Der VwGH hat wiederholt zu § 6 Z 1 und 2 AsylG 1997, einer mit § 18 Abs 1 Z 4 BFA-VG vergleichbaren Vorgängerbestimmung, dargelegt, dass bei der Prüfung, ob ein Anwendungsfall vorliegt, von den Behauptungen des Asylwerbers auszugehen ist und es in diesem Zusammenhang nicht auf die Frage der Glaubwürdigkeit der Angaben ankommt. (VwGH 22.10.2003, 2002/20/0151). Bei der Prüfung, ob ein unter § 6 Z 1 AsylG 1997 zu subsumierender Fall vorliegt, ist von den Angaben des Asylwerbers auszugehen und auf deren Grundlage zu beurteilen, ob sich diesem Vorbringen mit der erforderlichen Eindeutigkeit keine Behauptungen im Sinne einer im Herkunftsstaat drohenden Verfolgung entnehmen lassen (vgl. das E vom 31. Jänner 2002, Zl. 99/20/0531). Unter "Verfolgung" im Sinne des Art. 1 Abschnitt A Z 2 FlKonv ist ein ungerechtfertigter Eingriff von erheblicher Intensität in die zu schützende persönliche Sphäre des Einzelnen zu verstehen (VwGH 24.04.2003, 2000/20/0326).

Das Bundesamt für Fremdenwesen und Asyl hat die Aberkennung der aufschiebenden Wirkung im vorliegenden Fall in der Begründung (anders als im Spruch) auf § 18 Abs 1 Z 4 BFA-VG gestützt, was demnach voraussetzt, dass "der Asylwerber Verfolgungsgründe nicht vorgebracht hat".

Seine diesbezügliche Entscheidung begründete das Bundesamt für Fremdenwesen und Asyl nach Zitierung des § 18 Abs. 1 BFA-VG wie folgt: "Hat das Bundesamt die aufschiebende Wirkung aberkannt, gilt das als Aberkennung der aufschiebenden Wirkung einer Beschwerde gegen eine mit der abweisenden Entscheidung über einen Antrag auf internationalen Schutz verbundenen Rückkehrentscheidung. Wie oben ausgeführt, liegt Z. 4 in Ihrem Fall vor.

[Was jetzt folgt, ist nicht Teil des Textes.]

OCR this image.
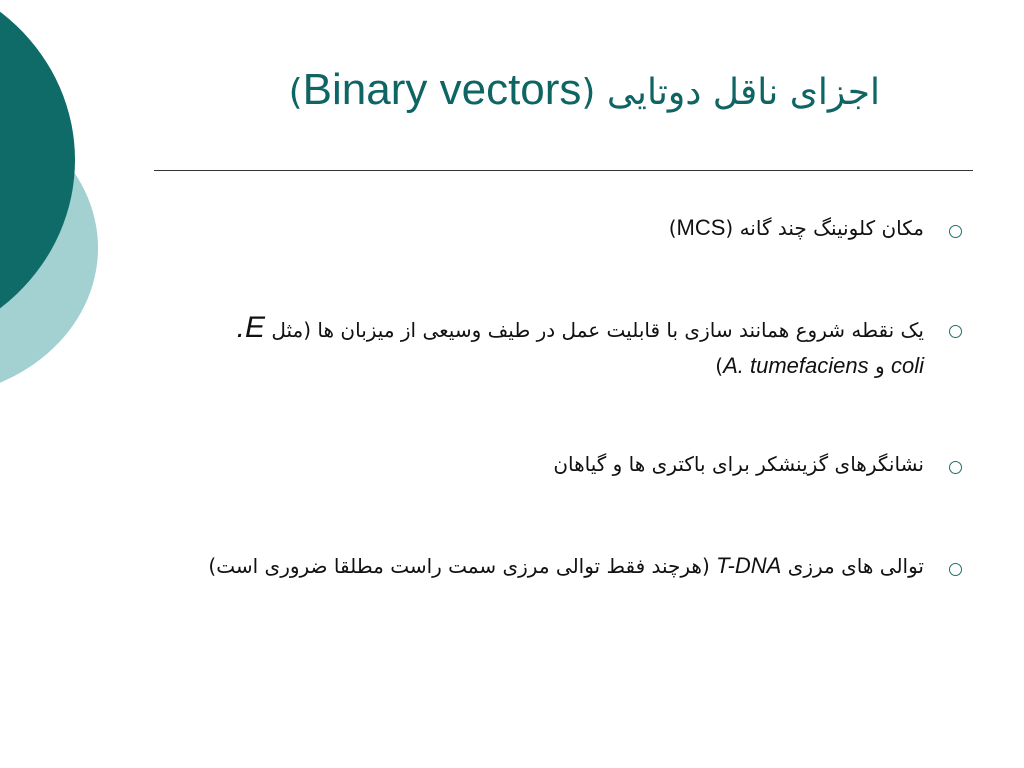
اجزای ناقل دوتایی (Binary vectors)
مکان کلونینگ چند گانه (MCS)
یک نقطه شروع همانند سازی با قابلیت عمل در طیف وسیعی از میزبان ها (مثل E.
coli و A. tumefaciens)
نشانگرهای گزینشکر برای باکتری ها و گیاهان
توالی های مرزی T-DNA (هرچند فقط توالی مرزی سمت راست مطلقا ضروری است)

Für die Behörde steht fest, dass für Sie bei Rückkehr in Ihren Herkunftsstaat keine reale Gefahr einer Menschenrechtsverletzung gegeben ist. Sie bedürfen daher nicht des Schutzes Österreichs. Es ist in Ihrem Fall davon auszugehen, dass die sofortige Umsetzung der aufenthaltsbeendenden Maßnahme im Interesse eines geordneten Fremdenwesens geboten ist. Da Ihrem Antrag auf internationalen Schutz keine Aussicht auf Erfolg beschieden ist und Ihnen auch keine sonstige reale und menschenrechtsrelevante Gefahr im Herkunftsstaat droht, ist es Ihnen zumutbar, den Ausgang Ihres Asylverfahrens im Herkunftsstaat abzuwarten. Ihr Interesse auf einen Verbleib in Österreich während des gesamten Asylverfahrens tritt hinter das Interesse Österreichs auf eine rasche und effektive Durchsetzung der Rückkehrentscheidung zurück."

Wie sich aus den obigen Einvernahmen des Beschwerdeführers ergibt, begründete der Beschwerdeführer seine Ausreise aus Indien damit, dass er in seinem Heimatland aufgrund eines Anschlages auf die Versammlung seiner Religionsgruppe sowie aufgrund der folgenden Schikanen durch die Sicherheitskräfte verlassen habe.

Dass der Beschwerdeführer aber damit keine Verfolgungsgründe im Sinne des § 18 Abs. 1 Z 4 BFA-VG vorgebracht habe, kann unter Berücksichtigung der obzitierten Judikatur des Verwaltungsgerichtshofes in keiner Weise erkannt werden, zumal es dabei nicht auf eine fehlende Glaubhaftigkeit bzw. die Eintrittsgefahr der behaupteten Verfolgung ankommt, sondern auf den Umstand, ob die Verfolgungsgründe überhaupt vorgetragen wurden. Anhaltspunkte, wonach ein sonstiger Tatbestand § 18 BFA-VG im konkreten Fall vorliege, bestehen überdies nicht.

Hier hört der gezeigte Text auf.